Il a averti que si les pays européens réimposaient des sanctions à l'Iran au Conseil de sécurité des Nations unies, « ils auraient alors convaincu tout le monde en Iran que, oui, votre doctrine était erronée ».

Pour la première fois depuis deux ans, un haut diplomate iranien a rencontré vendredi à Vienne des représentants des puissances européennes signataires de l'accord sur le nucléaire iranien, à savoir la Grande-Bretagne, la France, l'Allemagne et l'Union européenne. Mais un échange tendu jeudi lors d'une réunion préparatoire a montré que les pourparlers n'aboutiront à rien si Téhéran ne se montre pas prêt à faire d’immenses concessions.

À la suite de la réunion de jeudi, Enrique More, diplomate européen chargé des affaires étrangères, a tweeté avec arrogance qu'il y avait eu un « échange franc [...] sur le soutien militaire de l'Iran à la Russie, qui doit cesser, sur la question nucléaire, qui nécessite une solution diplomatique, sur les tensions régionales (il est important d'éviter une nouvelle escalade de tous les côtés) et sur les droits de l'homme ».

La guerre au Moyen-Orient et les sanctions américaines écrasantes contre l'économie iranienne ont encore intensifié la crise de la République islamique et exacerbé les fractures profondes et de longue date au sein de son élite dirigeante. La bourgeoisie iranienne et ses représentants au sein de l'establishment politique clérical chiite se trouvent pris en tenaille entre la volonté de Washington d'affirmer une hégémonie impérialiste débridée sur la région, avec l'aide de son chien d'attaque israélien, et une classe ouvrière agitée qui s'oppose à leurs tentatives de faire peser tout le poids de la confrontation avec l'impérialisme sur les travailleurs.

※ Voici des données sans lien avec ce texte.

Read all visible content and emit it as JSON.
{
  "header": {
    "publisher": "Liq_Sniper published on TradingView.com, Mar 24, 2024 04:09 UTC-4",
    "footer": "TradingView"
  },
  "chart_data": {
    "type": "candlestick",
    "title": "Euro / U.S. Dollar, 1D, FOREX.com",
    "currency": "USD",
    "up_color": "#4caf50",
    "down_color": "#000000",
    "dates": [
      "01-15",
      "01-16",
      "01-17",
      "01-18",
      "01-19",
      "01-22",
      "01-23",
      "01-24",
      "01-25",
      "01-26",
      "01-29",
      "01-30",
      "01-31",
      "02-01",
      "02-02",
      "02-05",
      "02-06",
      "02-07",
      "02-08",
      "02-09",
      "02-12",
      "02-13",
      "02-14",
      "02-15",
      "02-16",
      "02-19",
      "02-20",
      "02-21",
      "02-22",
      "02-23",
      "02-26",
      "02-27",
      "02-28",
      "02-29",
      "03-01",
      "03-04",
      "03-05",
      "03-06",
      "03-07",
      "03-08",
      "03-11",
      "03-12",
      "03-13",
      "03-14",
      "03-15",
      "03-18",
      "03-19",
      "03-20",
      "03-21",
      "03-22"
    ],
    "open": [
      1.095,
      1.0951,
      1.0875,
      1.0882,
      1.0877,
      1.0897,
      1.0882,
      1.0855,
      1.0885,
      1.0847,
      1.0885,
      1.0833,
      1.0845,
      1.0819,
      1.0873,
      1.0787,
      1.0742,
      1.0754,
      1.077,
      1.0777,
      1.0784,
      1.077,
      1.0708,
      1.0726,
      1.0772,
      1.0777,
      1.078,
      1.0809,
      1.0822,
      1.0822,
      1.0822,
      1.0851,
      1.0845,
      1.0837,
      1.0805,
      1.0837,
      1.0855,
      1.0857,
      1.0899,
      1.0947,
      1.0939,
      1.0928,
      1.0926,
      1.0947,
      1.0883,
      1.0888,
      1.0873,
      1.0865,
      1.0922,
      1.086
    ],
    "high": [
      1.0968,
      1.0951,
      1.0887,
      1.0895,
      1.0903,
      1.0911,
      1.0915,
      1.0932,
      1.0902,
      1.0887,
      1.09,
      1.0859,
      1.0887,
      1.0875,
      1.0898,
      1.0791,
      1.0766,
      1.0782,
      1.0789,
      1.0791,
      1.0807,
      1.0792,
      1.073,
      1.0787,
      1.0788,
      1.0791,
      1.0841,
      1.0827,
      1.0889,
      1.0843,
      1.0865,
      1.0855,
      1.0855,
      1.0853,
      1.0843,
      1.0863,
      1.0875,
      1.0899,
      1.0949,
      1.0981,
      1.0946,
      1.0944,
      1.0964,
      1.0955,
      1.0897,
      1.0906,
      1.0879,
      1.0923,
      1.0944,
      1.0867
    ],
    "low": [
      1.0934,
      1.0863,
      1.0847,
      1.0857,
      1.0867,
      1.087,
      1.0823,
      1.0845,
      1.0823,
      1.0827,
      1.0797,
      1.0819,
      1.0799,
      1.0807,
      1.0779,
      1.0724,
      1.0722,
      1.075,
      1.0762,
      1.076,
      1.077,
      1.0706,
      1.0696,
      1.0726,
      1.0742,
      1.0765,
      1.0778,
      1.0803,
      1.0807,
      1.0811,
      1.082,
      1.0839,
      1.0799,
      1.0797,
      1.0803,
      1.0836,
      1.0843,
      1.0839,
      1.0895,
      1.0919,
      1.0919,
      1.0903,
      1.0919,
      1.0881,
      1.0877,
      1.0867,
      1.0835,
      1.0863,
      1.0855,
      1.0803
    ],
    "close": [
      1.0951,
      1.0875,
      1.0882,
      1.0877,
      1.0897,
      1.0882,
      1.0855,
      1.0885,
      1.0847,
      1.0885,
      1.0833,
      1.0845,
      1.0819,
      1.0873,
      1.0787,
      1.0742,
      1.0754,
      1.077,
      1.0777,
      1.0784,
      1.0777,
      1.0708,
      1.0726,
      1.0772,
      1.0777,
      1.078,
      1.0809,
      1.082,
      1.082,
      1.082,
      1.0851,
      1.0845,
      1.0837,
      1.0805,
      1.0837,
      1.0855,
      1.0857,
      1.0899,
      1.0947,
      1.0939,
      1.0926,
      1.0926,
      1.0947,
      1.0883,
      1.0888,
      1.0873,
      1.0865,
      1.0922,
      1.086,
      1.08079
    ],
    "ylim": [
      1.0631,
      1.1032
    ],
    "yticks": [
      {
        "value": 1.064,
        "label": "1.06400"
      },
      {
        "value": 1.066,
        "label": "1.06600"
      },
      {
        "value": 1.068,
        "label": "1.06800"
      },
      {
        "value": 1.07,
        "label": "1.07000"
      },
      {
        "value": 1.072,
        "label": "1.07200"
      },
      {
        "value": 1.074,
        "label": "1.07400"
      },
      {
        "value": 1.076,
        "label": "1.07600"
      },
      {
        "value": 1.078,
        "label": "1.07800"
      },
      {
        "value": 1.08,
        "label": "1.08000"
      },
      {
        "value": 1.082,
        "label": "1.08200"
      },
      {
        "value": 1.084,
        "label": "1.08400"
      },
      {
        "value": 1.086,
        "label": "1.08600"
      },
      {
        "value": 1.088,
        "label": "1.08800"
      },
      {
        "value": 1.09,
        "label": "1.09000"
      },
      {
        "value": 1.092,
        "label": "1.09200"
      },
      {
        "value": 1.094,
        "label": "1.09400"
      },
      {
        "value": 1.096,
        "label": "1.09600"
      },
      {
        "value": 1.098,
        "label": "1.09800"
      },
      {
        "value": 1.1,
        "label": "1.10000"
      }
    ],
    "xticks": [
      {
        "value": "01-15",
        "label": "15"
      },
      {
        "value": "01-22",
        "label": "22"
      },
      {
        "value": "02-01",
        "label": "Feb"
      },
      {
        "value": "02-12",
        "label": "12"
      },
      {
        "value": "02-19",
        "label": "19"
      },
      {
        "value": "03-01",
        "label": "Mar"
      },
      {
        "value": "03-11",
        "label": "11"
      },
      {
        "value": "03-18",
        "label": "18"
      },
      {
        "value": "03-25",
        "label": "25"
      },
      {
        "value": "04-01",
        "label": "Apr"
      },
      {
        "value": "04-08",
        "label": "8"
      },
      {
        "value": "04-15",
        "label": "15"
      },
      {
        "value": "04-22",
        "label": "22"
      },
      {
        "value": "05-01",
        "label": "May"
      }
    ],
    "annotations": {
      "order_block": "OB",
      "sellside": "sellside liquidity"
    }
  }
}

S'efforçant uniquement d'accroître ses propres possibilités d'exploitation, la bourgeoisie nationale iranienne est organiquement incapable de lancer un appel progressiste aux travailleurs et aux opprimés de la région, qu'ils soient perses, kurdes, turcs, arabes ou juifs, pour qu'ils s'unissent dans une lutte contre l'impérialisme et pour l'égalité nationale et sociale pour tous. Les 14 derniers mois ont vu des manifestations massives dans tous les pays impérialistes contre les crimes d'Israël et de son bailleur de fonds américain, mais Téhéran, avec son idéologie populiste chiite sectaire, ne souhaite pas faire appel à la classe ouvrière de l'Occident et est incapable de le faire.

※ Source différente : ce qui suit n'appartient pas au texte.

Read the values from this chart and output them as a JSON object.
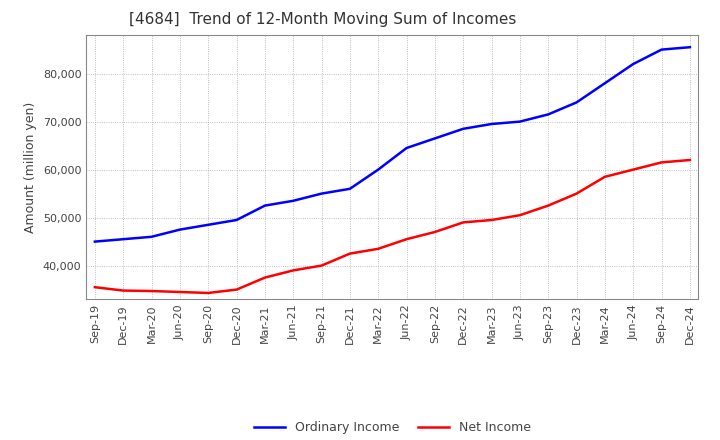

Au lieu de cela, le régime iranien oscille entre les plaidoyers en faveur d'un accord réactionnaire avec l'impérialisme, aux dépens des masses iraniennes et du peuple palestinien, et les menaces militaires. La politique de la corde raide du régime concernant son programme nucléaire civil n'a servi qu'à semer la confusion parmi les travailleurs du monde entier. S'il devait un jour mettre à exécution sa menace de revenir sur sa doctrine nucléaire, il ne ferait que fournir un prétexte à Israël et aux puissances impérialistes pour lancer une guerre catastrophique.

Au Moyen-Orient, comme partout dans le monde, la lutte contre l'impérialisme et la guerre mondiale qui se développe dépend entièrement de la lutte pour mobiliser la classe ouvrière sur un programme socialiste internationaliste unissant les masses laborieuses derrière lui dans l'opposition au capitalisme et au système réactionnaire d'États-nations dans lequel il s'inscrit.